The Bank of Canada cut its benchmark overnight rate by an outsized 50 basis points this morning – a step that broadly matched market expectations – but also telegraphed a more gradual approach in months to come, generating a modest advance in the loonie. In the official statement setting out the decision, policymakers said “With inflation around 2 percent, the economy in excess supply, and recent indicators tilted towards softer growth than projected,” making it reasonable to “reduce the policy rate by a further 50 basis points to support growth and keep inflation close to the middle of the 1-3 percent target range”.
Officials noted that recently-announced changes in immigration policies, payments to consumers, and temporary tax reductions could complicate the picture for growth and inflation in the months ahead, but signalled a willingness to “look through” these temporary factors, focussing on “underlying trends” as they move rates toward neutral. The statement also acknowledged uncertainties related to Donald Trump’s recent trade threats, saying “the possibility the incoming US administration will impose new tariffs on Canadian exports to the United States has increased uncertainty and clouded the economic outlook”.
Green shoots were given relatively short shrift, with policymakers saying “consumer spending and housing activity both picked up,” in the third quarter, “suggesting lower interest rates are beginning to boost household spending”.

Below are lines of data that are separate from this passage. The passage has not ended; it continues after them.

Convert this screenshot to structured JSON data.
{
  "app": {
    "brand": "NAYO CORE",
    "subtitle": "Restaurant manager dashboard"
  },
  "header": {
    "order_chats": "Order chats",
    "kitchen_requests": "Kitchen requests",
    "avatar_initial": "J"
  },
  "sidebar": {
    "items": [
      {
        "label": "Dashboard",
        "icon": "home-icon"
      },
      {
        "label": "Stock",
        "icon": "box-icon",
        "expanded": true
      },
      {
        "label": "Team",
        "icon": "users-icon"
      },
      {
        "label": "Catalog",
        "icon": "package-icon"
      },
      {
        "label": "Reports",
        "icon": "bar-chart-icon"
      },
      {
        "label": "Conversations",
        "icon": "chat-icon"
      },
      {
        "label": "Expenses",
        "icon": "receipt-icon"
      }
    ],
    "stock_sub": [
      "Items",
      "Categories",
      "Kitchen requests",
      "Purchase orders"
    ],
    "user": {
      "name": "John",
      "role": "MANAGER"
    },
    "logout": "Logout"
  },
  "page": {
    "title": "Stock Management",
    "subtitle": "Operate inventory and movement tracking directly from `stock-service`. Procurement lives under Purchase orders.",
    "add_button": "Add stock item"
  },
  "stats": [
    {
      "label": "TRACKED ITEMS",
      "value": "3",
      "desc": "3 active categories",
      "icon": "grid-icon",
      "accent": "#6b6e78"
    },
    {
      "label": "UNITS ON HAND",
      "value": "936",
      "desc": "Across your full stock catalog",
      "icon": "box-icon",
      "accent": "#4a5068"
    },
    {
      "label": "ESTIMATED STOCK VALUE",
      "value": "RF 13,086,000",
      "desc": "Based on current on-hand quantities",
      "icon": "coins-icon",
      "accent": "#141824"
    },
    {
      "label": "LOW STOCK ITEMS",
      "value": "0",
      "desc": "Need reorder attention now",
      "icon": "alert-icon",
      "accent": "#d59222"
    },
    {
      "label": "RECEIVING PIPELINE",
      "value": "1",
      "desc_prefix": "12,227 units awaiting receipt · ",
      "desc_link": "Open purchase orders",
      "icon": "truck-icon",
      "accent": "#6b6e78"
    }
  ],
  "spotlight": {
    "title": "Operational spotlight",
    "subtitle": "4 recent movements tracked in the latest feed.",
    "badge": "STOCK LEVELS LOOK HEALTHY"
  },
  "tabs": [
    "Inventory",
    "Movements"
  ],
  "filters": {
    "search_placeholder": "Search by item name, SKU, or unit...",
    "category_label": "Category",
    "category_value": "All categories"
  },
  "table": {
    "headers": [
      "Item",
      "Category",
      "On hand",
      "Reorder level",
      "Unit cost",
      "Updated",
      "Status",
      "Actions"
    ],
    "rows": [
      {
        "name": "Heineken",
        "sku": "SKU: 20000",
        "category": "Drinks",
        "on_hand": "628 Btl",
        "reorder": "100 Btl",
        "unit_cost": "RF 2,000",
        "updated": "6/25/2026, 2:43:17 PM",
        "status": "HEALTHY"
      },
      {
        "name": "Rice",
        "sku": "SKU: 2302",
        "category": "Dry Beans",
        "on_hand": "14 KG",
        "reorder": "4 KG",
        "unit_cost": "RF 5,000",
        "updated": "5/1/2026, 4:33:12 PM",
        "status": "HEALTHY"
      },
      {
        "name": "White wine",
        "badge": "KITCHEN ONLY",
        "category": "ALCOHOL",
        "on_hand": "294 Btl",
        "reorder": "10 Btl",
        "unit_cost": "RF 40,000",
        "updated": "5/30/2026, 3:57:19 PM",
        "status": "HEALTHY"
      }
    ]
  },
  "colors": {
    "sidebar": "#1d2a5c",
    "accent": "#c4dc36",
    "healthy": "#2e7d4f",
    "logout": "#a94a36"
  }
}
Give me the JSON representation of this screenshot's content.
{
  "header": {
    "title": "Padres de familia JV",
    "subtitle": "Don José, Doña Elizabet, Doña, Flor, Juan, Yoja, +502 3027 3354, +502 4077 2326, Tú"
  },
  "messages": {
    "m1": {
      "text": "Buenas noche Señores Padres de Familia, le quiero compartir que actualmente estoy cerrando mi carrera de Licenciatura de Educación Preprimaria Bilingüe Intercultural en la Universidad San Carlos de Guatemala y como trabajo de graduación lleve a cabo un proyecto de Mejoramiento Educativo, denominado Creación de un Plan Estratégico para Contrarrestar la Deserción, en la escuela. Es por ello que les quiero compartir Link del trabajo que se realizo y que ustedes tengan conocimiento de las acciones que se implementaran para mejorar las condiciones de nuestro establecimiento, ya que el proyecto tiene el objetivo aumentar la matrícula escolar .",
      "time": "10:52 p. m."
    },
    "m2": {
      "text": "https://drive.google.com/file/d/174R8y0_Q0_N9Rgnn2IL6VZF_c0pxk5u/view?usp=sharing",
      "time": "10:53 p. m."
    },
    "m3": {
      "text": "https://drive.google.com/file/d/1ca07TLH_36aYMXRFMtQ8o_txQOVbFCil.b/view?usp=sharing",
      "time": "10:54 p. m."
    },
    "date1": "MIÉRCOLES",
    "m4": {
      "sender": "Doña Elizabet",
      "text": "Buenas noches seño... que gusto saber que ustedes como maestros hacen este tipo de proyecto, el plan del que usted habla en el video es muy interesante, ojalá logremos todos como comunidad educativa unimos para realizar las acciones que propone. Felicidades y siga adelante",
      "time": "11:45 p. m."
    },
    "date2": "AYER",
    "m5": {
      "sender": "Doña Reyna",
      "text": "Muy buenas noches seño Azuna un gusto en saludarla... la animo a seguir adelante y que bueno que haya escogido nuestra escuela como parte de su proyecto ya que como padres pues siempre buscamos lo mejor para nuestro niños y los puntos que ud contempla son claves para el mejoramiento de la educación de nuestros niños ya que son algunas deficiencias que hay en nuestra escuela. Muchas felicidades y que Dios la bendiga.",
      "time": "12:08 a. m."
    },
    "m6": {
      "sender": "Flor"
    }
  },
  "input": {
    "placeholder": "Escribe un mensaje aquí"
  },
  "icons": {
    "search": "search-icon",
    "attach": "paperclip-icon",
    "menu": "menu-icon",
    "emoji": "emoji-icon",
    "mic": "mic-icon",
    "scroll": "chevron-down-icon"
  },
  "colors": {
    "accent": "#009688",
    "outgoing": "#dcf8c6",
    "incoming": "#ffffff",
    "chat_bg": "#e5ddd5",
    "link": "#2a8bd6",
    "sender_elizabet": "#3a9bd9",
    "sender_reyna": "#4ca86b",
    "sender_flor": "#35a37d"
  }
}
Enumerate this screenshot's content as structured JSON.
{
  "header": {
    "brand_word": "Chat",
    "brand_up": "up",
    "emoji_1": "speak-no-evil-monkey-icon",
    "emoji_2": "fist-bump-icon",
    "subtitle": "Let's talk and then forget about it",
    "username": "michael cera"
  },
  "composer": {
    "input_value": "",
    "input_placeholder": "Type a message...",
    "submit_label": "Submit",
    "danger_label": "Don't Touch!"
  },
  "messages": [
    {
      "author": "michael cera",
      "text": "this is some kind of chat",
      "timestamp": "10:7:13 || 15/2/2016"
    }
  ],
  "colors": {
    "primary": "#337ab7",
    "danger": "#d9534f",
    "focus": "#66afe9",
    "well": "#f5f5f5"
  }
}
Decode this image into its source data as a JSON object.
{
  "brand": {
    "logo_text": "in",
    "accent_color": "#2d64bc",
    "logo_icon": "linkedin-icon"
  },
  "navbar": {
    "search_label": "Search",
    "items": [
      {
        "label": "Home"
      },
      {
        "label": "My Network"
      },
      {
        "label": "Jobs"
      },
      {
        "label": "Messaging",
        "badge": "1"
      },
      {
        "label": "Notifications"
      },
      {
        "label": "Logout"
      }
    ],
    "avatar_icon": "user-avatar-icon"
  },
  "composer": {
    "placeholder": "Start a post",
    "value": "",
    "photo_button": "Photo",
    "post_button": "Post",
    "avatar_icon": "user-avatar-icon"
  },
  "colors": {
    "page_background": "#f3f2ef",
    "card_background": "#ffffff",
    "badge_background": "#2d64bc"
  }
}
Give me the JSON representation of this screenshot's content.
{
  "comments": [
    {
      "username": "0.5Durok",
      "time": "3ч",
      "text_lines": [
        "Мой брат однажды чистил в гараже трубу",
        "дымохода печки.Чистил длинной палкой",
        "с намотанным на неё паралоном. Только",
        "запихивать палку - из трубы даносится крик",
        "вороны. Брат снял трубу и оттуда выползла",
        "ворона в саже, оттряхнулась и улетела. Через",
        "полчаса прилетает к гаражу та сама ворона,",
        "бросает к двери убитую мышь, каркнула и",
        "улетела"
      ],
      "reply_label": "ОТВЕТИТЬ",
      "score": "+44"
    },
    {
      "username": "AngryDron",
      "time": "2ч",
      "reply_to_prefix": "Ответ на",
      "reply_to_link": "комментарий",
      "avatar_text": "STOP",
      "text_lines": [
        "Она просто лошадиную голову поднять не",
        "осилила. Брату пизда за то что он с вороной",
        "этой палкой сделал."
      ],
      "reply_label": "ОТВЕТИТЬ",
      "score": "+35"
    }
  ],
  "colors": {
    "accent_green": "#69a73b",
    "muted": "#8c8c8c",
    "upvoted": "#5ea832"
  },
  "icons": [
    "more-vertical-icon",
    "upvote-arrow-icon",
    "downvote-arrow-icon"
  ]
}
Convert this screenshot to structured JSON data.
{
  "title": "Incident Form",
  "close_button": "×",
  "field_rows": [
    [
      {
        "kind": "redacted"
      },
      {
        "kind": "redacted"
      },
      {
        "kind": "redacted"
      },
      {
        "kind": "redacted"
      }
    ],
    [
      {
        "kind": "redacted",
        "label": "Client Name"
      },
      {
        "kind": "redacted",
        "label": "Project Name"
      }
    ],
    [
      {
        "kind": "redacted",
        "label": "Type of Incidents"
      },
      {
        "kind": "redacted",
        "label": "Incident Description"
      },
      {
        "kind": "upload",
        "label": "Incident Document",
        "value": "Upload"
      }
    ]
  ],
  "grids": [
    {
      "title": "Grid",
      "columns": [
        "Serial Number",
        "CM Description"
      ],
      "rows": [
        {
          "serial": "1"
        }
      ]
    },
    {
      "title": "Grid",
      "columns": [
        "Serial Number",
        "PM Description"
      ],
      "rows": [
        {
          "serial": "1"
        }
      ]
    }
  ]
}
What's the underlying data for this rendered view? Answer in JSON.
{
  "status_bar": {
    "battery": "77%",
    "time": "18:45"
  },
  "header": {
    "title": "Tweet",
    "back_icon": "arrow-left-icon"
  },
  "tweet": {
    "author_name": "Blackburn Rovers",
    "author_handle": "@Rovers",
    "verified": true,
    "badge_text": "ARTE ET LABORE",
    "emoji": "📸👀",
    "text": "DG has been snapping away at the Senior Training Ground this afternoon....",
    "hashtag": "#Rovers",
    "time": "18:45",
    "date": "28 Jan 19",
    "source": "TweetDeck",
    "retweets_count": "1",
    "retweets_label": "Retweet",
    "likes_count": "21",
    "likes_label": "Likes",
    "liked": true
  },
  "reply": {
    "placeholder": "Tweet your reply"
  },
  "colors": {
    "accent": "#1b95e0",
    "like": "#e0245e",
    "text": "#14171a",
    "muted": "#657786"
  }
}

But a more cautious tone was in evidence – the central bank said it will be “evaluating the need for further reductions in the policy rate one decision at a time,” after previously saying “if the economy evolves broadly in line with our latest forecasts, we expect to reduce the policy rate further”.
The loonie’s risk profile remains highly asymmetric:
Bad news is, to a significant degree, already priced into the exchange rate, and traders have been bracing for a widening in the gap between US policy rates and their Canadian equivalents for months. An improvement in domestic fundamentals or a slowdown in the American economy could deliver modest exchange rate gains in the new year.
But with household debt burdens continuing to grow, and the threat of a new trade war stalking the Canadian economy, any upside will be limited, and downside exposures will remain significant.